Education

Michael Lewis (The Big Short, Moneyball) is a favorite author who can make anything interesting. His latest book The Undoing Project: A Friendship That Changed Our Minds is no exception. One particular sentence reached out and has been tickling me all week:

“Education is knowing what to do when you don’t know.” The quote was about academic education but it applies to all learning, however, we might get it.

We all know folks who think their education ended when they graduated from school. They think they know all that they ever want or need to know and feel no need to learn anything else. I’ve even run into people who actively resist learning anything new. Fortunately, not too many of those.

We need to be learning all the time. The world is changing, we need to keep up. There are lots of different ways we can learn: Reading books, trade magazines, and journals, blogs such as this one, attending training workshops and classes, trade shows and plant visits are all good ways to learn. YouTube can be a massive time sink. I open it sometimes planning to watch a single video to get info on a single thing and surface hours later. Time sink doesn’t necessarily equate to time wasted. Most of what I am watching are technical videos on one thing or another and I always learn a lot.
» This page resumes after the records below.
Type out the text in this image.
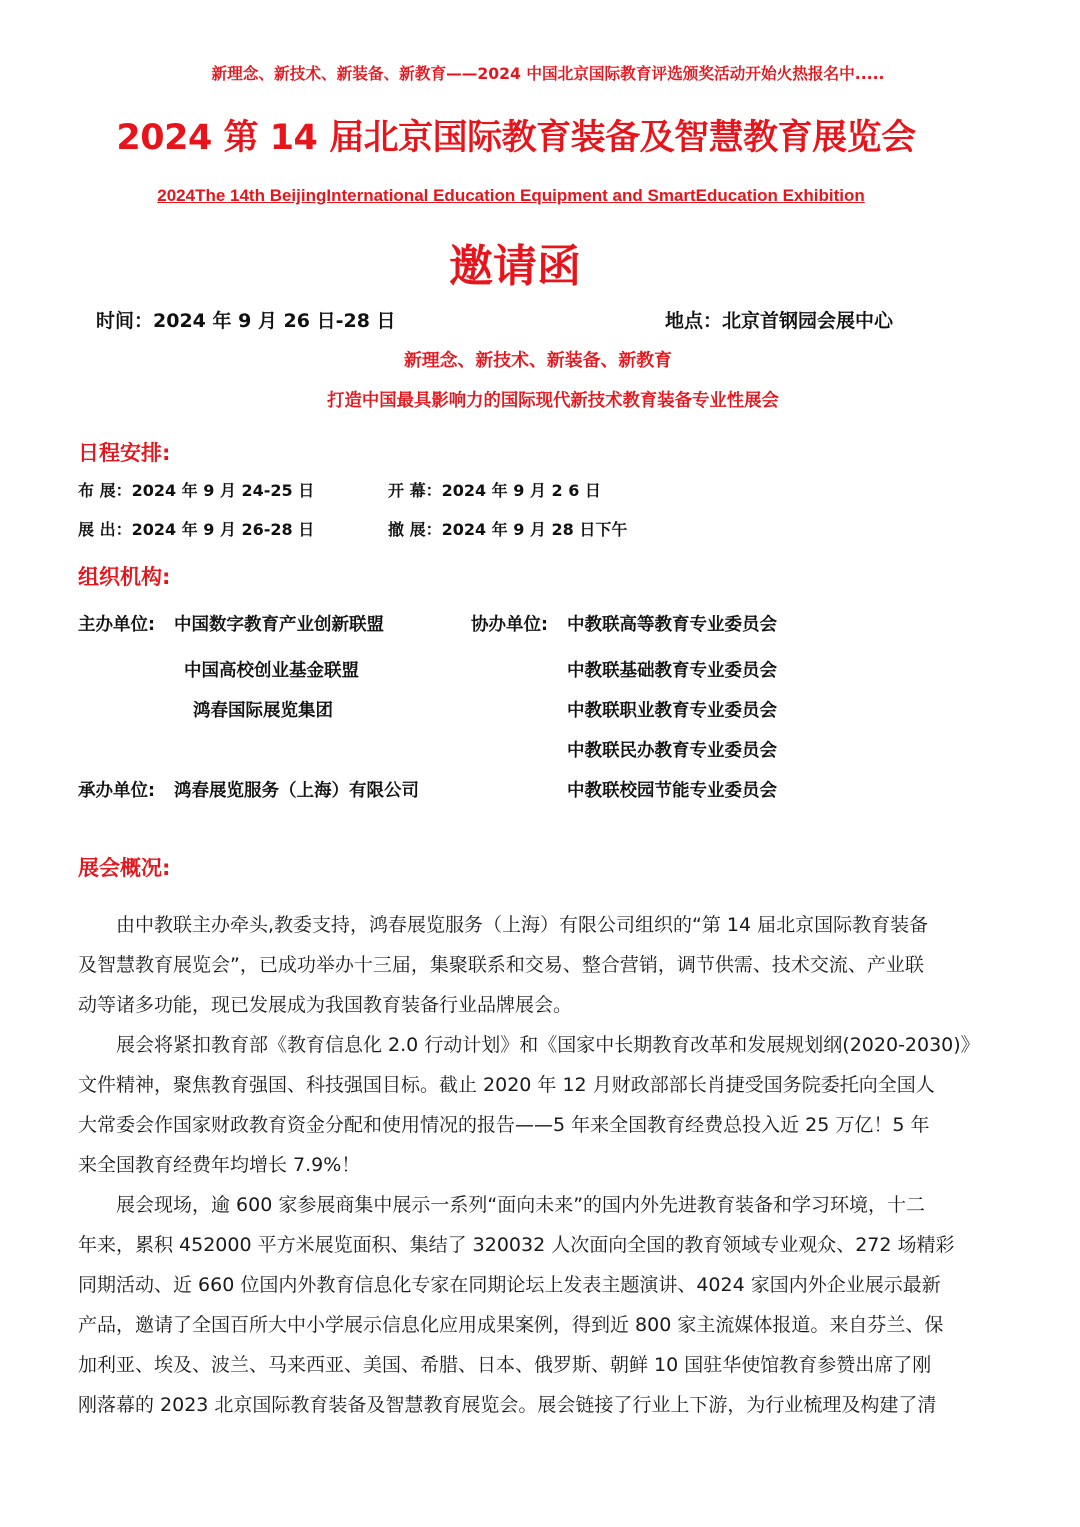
新理念、新技术、新装备、新教育——2024 中国北京国际教育评选颁奖活动开始火热报名中.....
2024 第 14 届北京国际教育装备及智慧教育展览会
2024The 14th BeijingInternational Education Equipment and SmartEducation Exhibition
邀请函
时间：2024 年 9 月 26 日-28 日	地点：北京首钢园会展中心
新理念、新技术、新装备、新教育
打造中国最具影响力的国际现代新技术教育装备专业性展会
日程安排:
布 展：2024 年 9 月 24-25 日	开 幕：2024 年 9 月 2 6 日
展 出：2024 年 9 月 26-28 日	撤 展：2024 年 9 月 28 日下午
组织机构:
主办单位: 中国数字教育产业创新联盟
中国高校创业基金联盟
鸿春国际展览集团
承办单位: 鸿春展览服务（上海）有限公司
协办单位: 中教联高等教育专业委员会
中教联基础教育专业委员会
中教联职业教育专业委员会
中教联民办教育专业委员会
中教联校园节能专业委员会
展会概况:
由中教联主办牵头,教委支持，鸿春展览服务（上海）有限公司组织的“第 14 届北京国际教育装备
及智慧教育展览会”，已成功举办十三届，集聚联系和交易、整合营销，调节供需、技术交流、产业联
动等诸多功能，现已发展成为我国教育装备行业品牌展会。
展会将紧扣教育部《教育信息化 2.0 行动计划》和《国家中长期教育改革和发展规划纲(2020-2030)》
文件精神，聚焦教育强国、科技强国目标。截止 2020 年 12 月财政部部长肖捷受国务院委托向全国人
大常委会作国家财政教育资金分配和使用情况的报告——5 年来全国教育经费总投入近 25 万亿！5 年
来全国教育经费年均增长 7.9%！
展会现场，逾 600 家参展商集中展示一系列“面向未来”的国内外先进教育装备和学习环境，十二
年来，累积 452000 平方米展览面积、集结了 320032 人次面向全国的教育领域专业观众、272 场精彩
同期活动、近 660 位国内外教育信息化专家在同期论坛上发表主题演讲、4024 家国内外企业展示最新
产品，邀请了全国百所大中小学展示信息化应用成果案例，得到近 800 家主流媒体报道。来自芬兰、保
加利亚、埃及、波兰、马来西亚、美国、希腊、日本、俄罗斯、朝鲜 10 国驻华使馆教育参赞出席了刚
刚落幕的 2023 北京国际教育装备及智慧教育展览会。展会链接了行业上下游，为行业梳理及构建了清
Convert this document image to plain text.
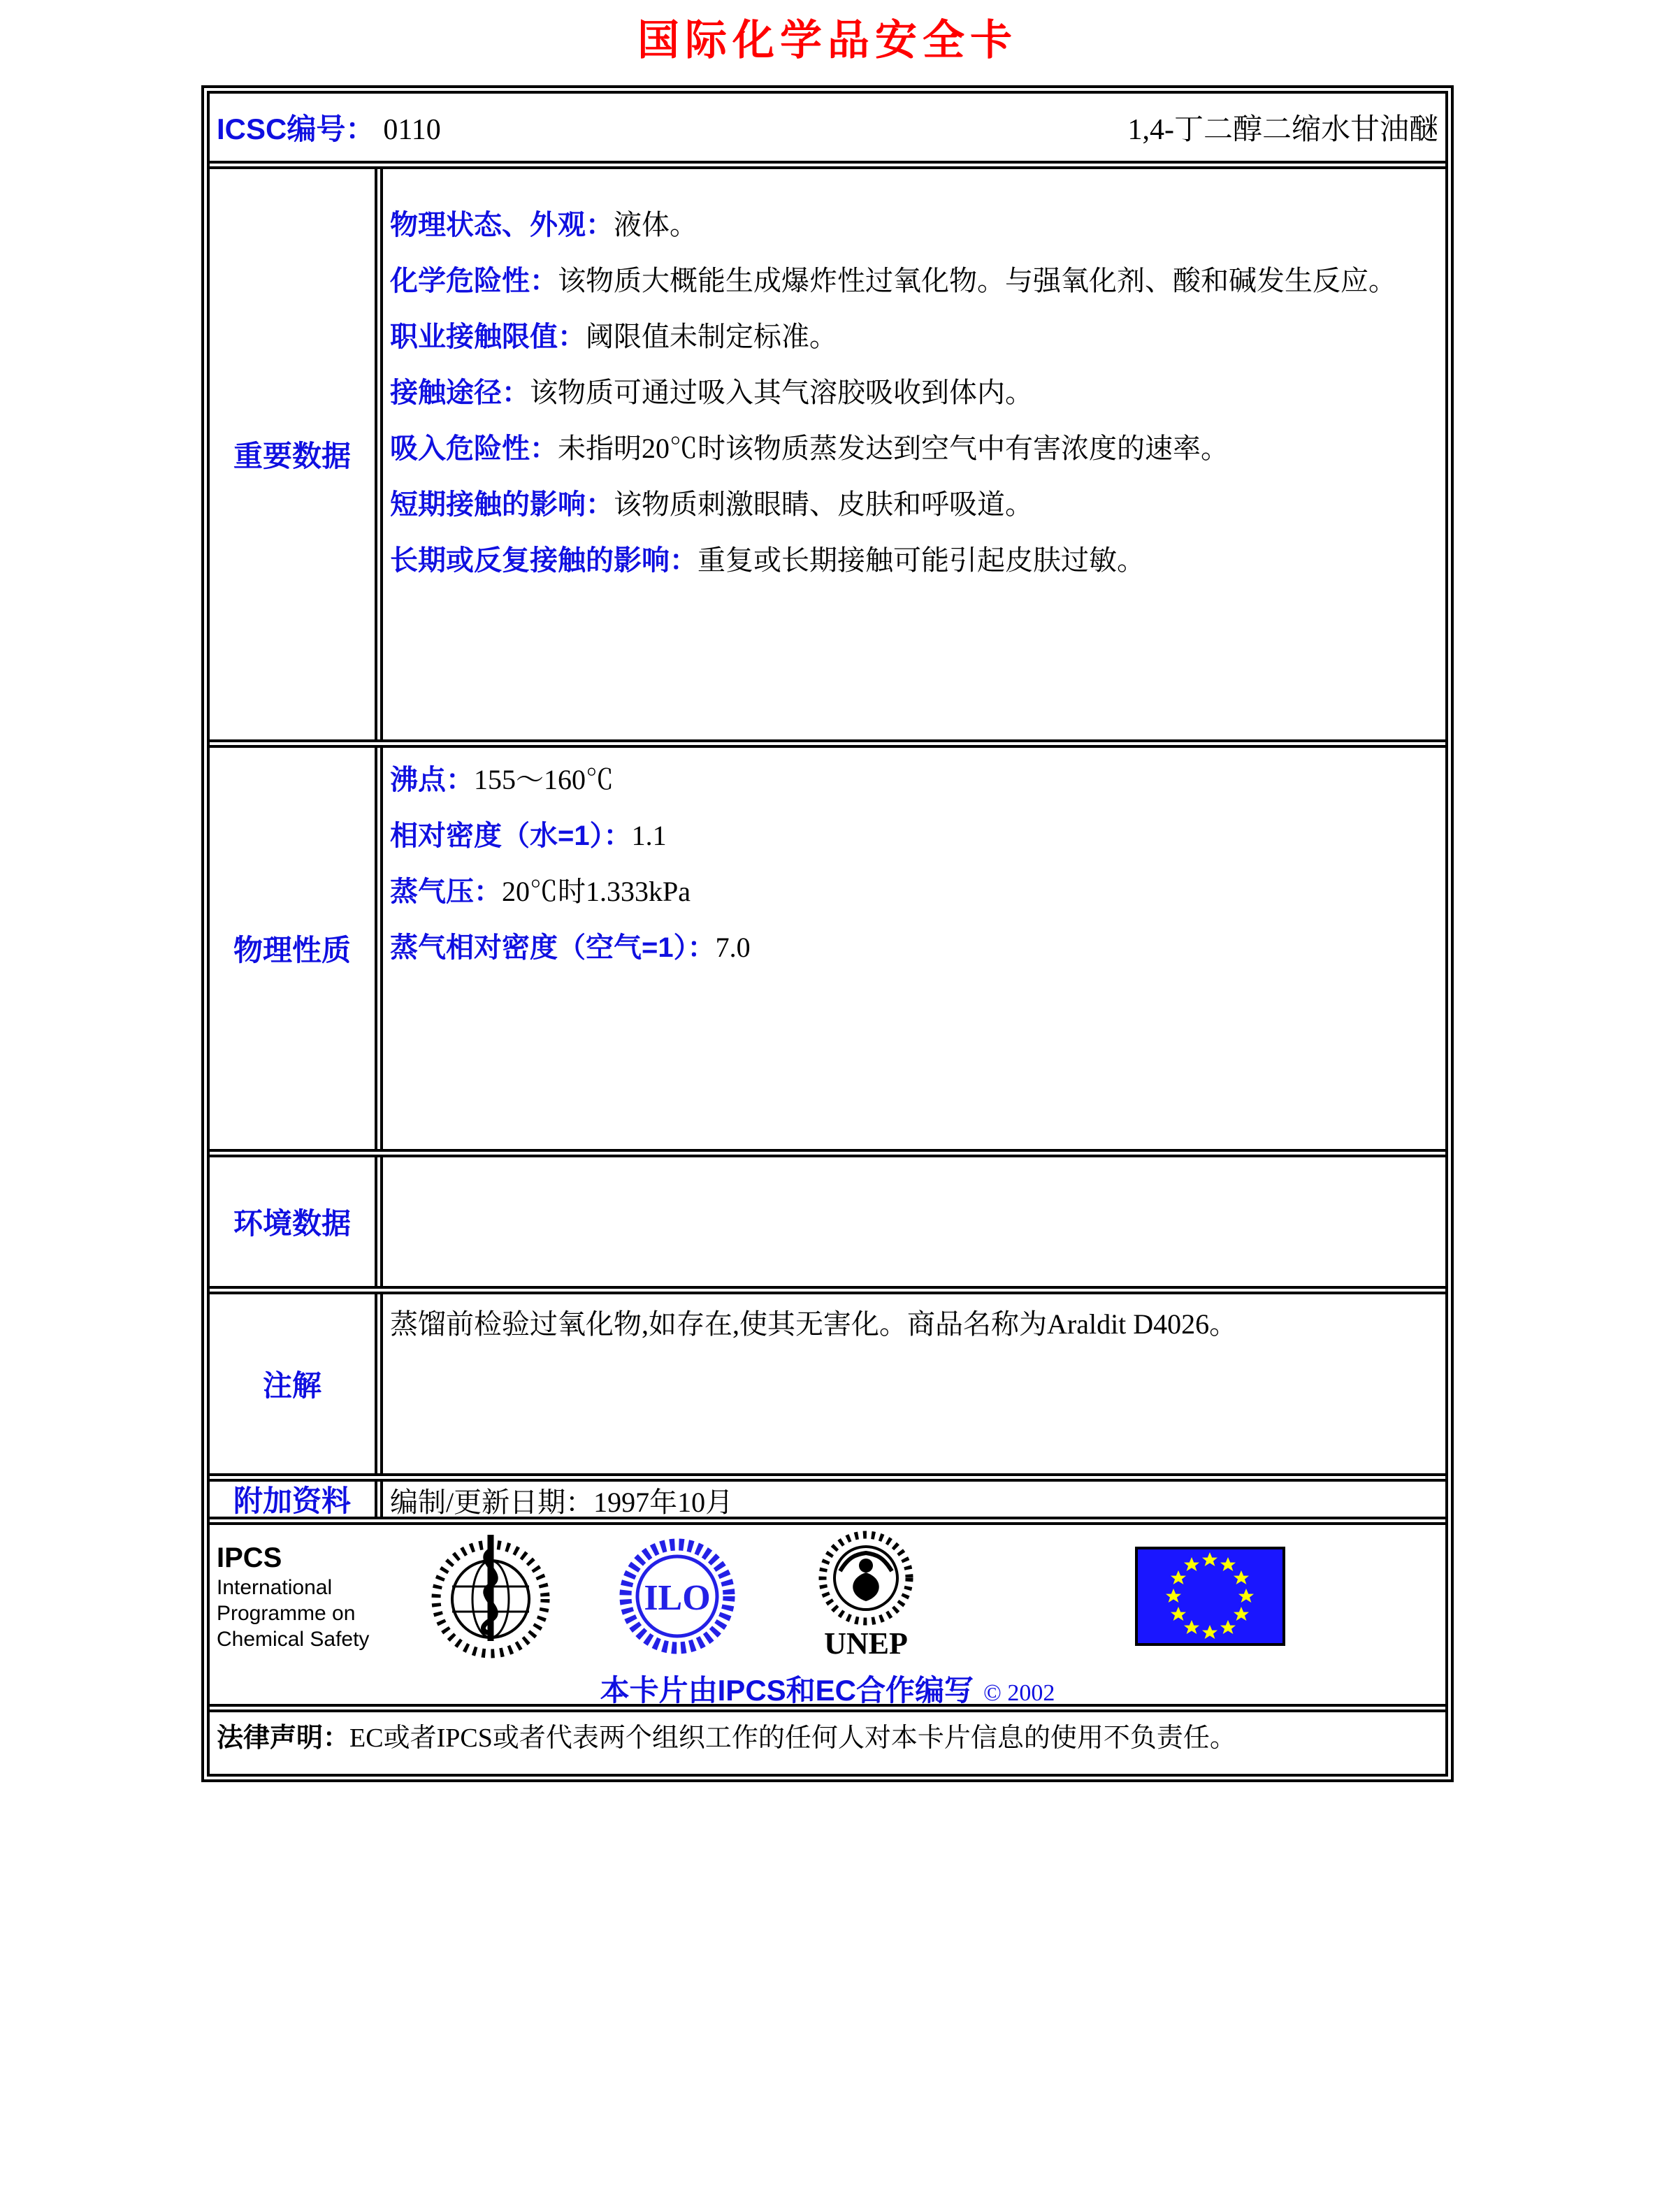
国际化学品安全卡
ICSC编号： 0110	1,4-丁二醇二缩水甘油醚
重要数据
物理状态、外观：液体。
化学危险性：该物质大概能生成爆炸性过氧化物。与强氧化剂、酸和碱发生反应。
职业接触限值：阈限值未制定标准。
接触途径：该物质可通过吸入其气溶胶吸收到体内。
吸入危险性：未指明20℃时该物质蒸发达到空气中有害浓度的速率。
短期接触的影响：该物质刺激眼睛、皮肤和呼吸道。
长期或反复接触的影响：重复或长期接触可能引起皮肤过敏。
物理性质
沸点：155～160℃
相对密度（水=1）：1.1
蒸气压：20℃时1.333kPa
蒸气相对密度（空气=1）：7.0
环境数据
注解
蒸馏前检验过氧化物,如存在,使其无害化。商品名称为Araldit D4026。
附加资料 编制/更新日期：1997年10月
IPCS
International
Programme on
Chemical Safety
ILO
UNEP
本卡片由IPCS和EC合作编写 © 2002
法律声明：EC或者IPCS或者代表两个组织工作的任何人对本卡片信息的使用不负责任。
A lot of it may seem useless at the moment. All I need to do is wait a while and it usually becomes useful. Once, in a thrift shop, I bought a book on well drilling and read it because it seemed interesting. A year later, my company needed to drill a water well. I didn’t know the answers, but I did at least know some of the questions.

Sometimes we find ourselves in a situation where in spite of the knowledge we have acquired, we still don’t know what is going on or what to do. That is where the knowledge is really useful. It gives us the tools to think and the resources to come up with ideas to discover what to do.

Knowledge is always useful. Never stop learning.